Stratagème n° 15 : amener le tigre à quitter sa montagne

Laisser travailler le temps et, quand l’ennemi sera fatigué, jouer d’un appât pour l’attirer loin de sa tanière.
Le Yijing dit : avancer présage une difficulté, reculer un succès.

Attaquer les places fortes est la plus mauvaise politique. Quand un adversaire jouit de l’avantage du terrain, on ne doit pas lui disputer ce terrain. Quand un ennemi a organisé un dispositif de défense efficace, seul l’appât du gain pourra lui faire abandonner ses positions.
Une troupe de plusieurs milliers de barbares Qiang enferma le général Yu Xu et son armée dans un passage resserré des défilés de Chencang.
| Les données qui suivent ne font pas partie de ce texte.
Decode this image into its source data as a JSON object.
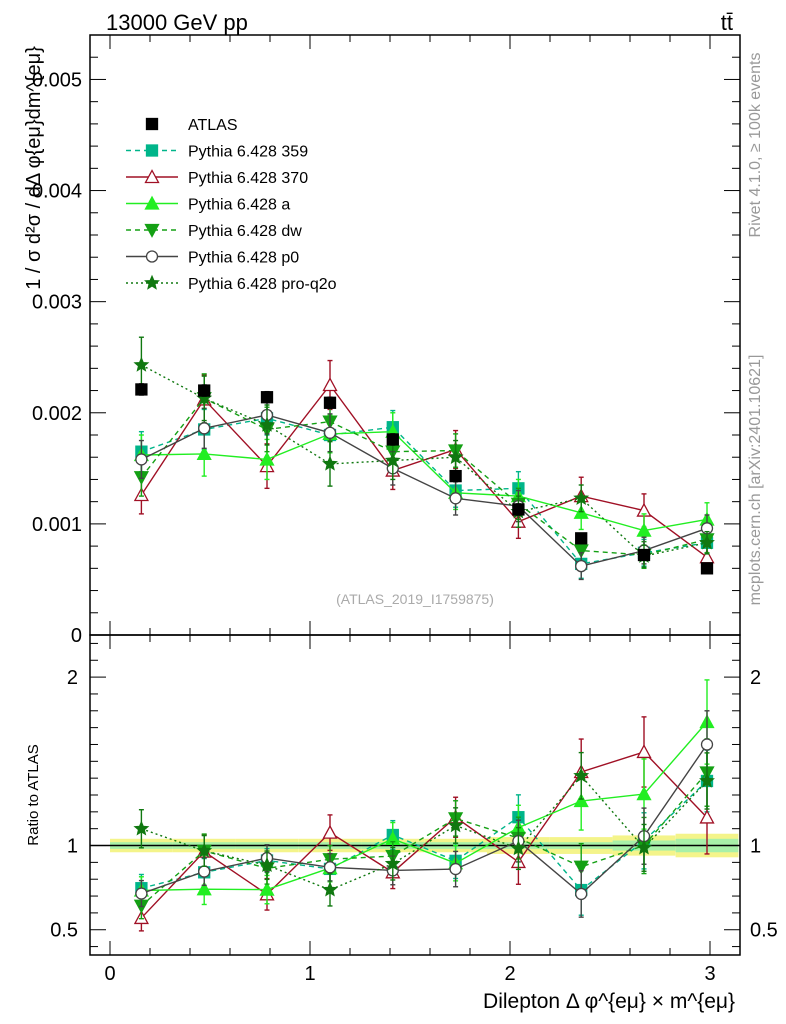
{
  "header": {
    "left": "13000 GeV pp",
    "right": "tt̄"
  },
  "side": {
    "rivet": "Rivet 4.1.0, ≥ 100k events",
    "mcplots": "mcplots.cern.ch [arXiv:2401.10621]"
  },
  "watermark": "(ATLAS_2019_I1759875)",
  "chart_data": {
    "type": "line",
    "title": "13000 GeV pp",
    "xlabel": "Dilepton Δ φ^{eμ} × m^{eμ}",
    "ylabel": "1 / σ  d²σ / dΔ φ{eμ}dm^{eμ}",
    "ratio_ylabel": "Ratio to ATLAS",
    "xlim": [
      -0.1,
      3.15
    ],
    "ylim": [
      0,
      0.0054
    ],
    "ratio_ylim": [
      0.35,
      2.25
    ],
    "x": [
      0.157,
      0.471,
      0.785,
      1.1,
      1.414,
      1.728,
      2.042,
      2.356,
      2.67,
      2.985
    ],
    "xticks": [
      "0",
      "1",
      "2",
      "3"
    ],
    "yticks": [
      "0",
      "0.001",
      "0.002",
      "0.003",
      "0.004",
      "0.005"
    ],
    "ratio_yticks": [
      "0.5",
      "1",
      "2"
    ],
    "data": {
      "name": "ATLAS",
      "color": "#000000",
      "values": [
        0.00221,
        0.0022,
        0.00214,
        0.00209,
        0.00176,
        0.00143,
        0.00113,
        0.00087,
        0.00072,
        0.0006
      ],
      "errors": [
        5e-05,
        5e-05,
        5e-05,
        5e-05,
        5e-05,
        5e-05,
        5e-05,
        4e-05,
        4e-05,
        4e-05
      ]
    },
    "band": {
      "inner_color": "#a8f0a8",
      "outer_color": "#f4f48a",
      "inner": [
        0.02,
        0.02,
        0.02,
        0.02,
        0.02,
        0.02,
        0.02,
        0.02,
        0.03,
        0.04
      ],
      "outer": [
        0.04,
        0.04,
        0.04,
        0.04,
        0.04,
        0.04,
        0.05,
        0.05,
        0.06,
        0.07
      ]
    },
    "series": [
      {
        "name": "Pythia 6.428 359",
        "color": "#00b58a",
        "dash": "5,4",
        "marker": "square",
        "open": false,
        "values": [
          0.00165,
          0.00185,
          0.00195,
          0.0018,
          0.00187,
          0.0013,
          0.00132,
          0.00064,
          0.00074,
          0.00083
        ],
        "errors": [
          0.00018,
          0.00018,
          0.00015,
          0.00015,
          0.00015,
          0.00015,
          0.00015,
          0.00013,
          0.00012,
          0.00011
        ]
      },
      {
        "name": "Pythia 6.428 370",
        "color": "#a01025",
        "dash": "",
        "marker": "triangle",
        "open": true,
        "values": [
          0.00126,
          0.00212,
          0.00152,
          0.00225,
          0.00148,
          0.00167,
          0.00102,
          0.00125,
          0.00112,
          0.0007
        ],
        "errors": [
          0.00017,
          0.00022,
          0.0002,
          0.00022,
          0.00017,
          0.00017,
          0.00015,
          0.00017,
          0.00015,
          0.00013
        ]
      },
      {
        "name": "Pythia 6.428 a",
        "color": "#22ee22",
        "dash": "",
        "marker": "triangle",
        "open": false,
        "values": [
          0.00162,
          0.00163,
          0.00158,
          0.00181,
          0.00183,
          0.00128,
          0.00125,
          0.0011,
          0.00094,
          0.00104
        ],
        "errors": [
          0.00018,
          0.0002,
          0.00018,
          0.00017,
          0.00017,
          0.00015,
          0.00015,
          0.00015,
          0.00015,
          0.00015
        ]
      },
      {
        "name": "Pythia 6.428 dw",
        "color": "#14a014",
        "dash": "5,4",
        "marker": "triangledown",
        "open": false,
        "values": [
          0.00142,
          0.00213,
          0.00185,
          0.00192,
          0.00165,
          0.00166,
          0.00118,
          0.00076,
          0.00072,
          0.00086
        ],
        "errors": [
          0.00017,
          0.00022,
          0.0002,
          0.00017,
          0.00015,
          0.00015,
          0.00014,
          0.00012,
          0.00012,
          0.00012
        ]
      },
      {
        "name": "Pythia 6.428 p0",
        "color": "#444444",
        "dash": "",
        "marker": "circle",
        "open": true,
        "values": [
          0.00158,
          0.00186,
          0.00198,
          0.00182,
          0.0015,
          0.00123,
          0.00116,
          0.00062,
          0.00076,
          0.00096
        ],
        "errors": [
          0.00017,
          0.00018,
          0.00017,
          0.00017,
          0.00015,
          0.00015,
          0.00014,
          0.00012,
          0.00012,
          0.00012
        ]
      },
      {
        "name": "Pythia 6.428 pro-q2o",
        "color": "#107810",
        "dash": "2,3",
        "marker": "star",
        "open": false,
        "values": [
          0.00243,
          0.00213,
          0.00189,
          0.00154,
          0.00157,
          0.0016,
          0.00111,
          0.00123,
          0.00071,
          0.00083
        ],
        "errors": [
          0.00025,
          0.0002,
          0.00018,
          0.0002,
          0.00017,
          0.00015,
          0.00014,
          0.00012,
          0.0001,
          0.0001
        ]
      }
    ]
  }
}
Yu Xu ne tenta pas de forcer le barrage mais fit annoncer qu’il attendait sur place la venue de renforts. Quand cette nouvelle fut connue des barbares, ils se dispersèrent dans les districts voisins pour se livrer au pillage. Yu Xu, voyant que l’ennemi s’était égaillé dans les environs, ordonna à ses hommes de lever le camp immédiatement. Il les mena à marche forcée sur plus de cent lis. Lors des haltes, il leur donna l’ordre d’allumer chacun deux feux, puis de doubler ce nombre chaque nuit. Les Qiang, découragés, abandonnèrent la poursuite et furent écrasés quelques temps après. En annonçant qu’il attendrait des renforts avant de faire mouvement, Yu Xu avait tout d’abord laissé libre cours à la rapacité de ses adversaires. Il les avait ensuite épuisés en se lançant dans une marche forcée, puis démoralisés en faisant doubler ses feux.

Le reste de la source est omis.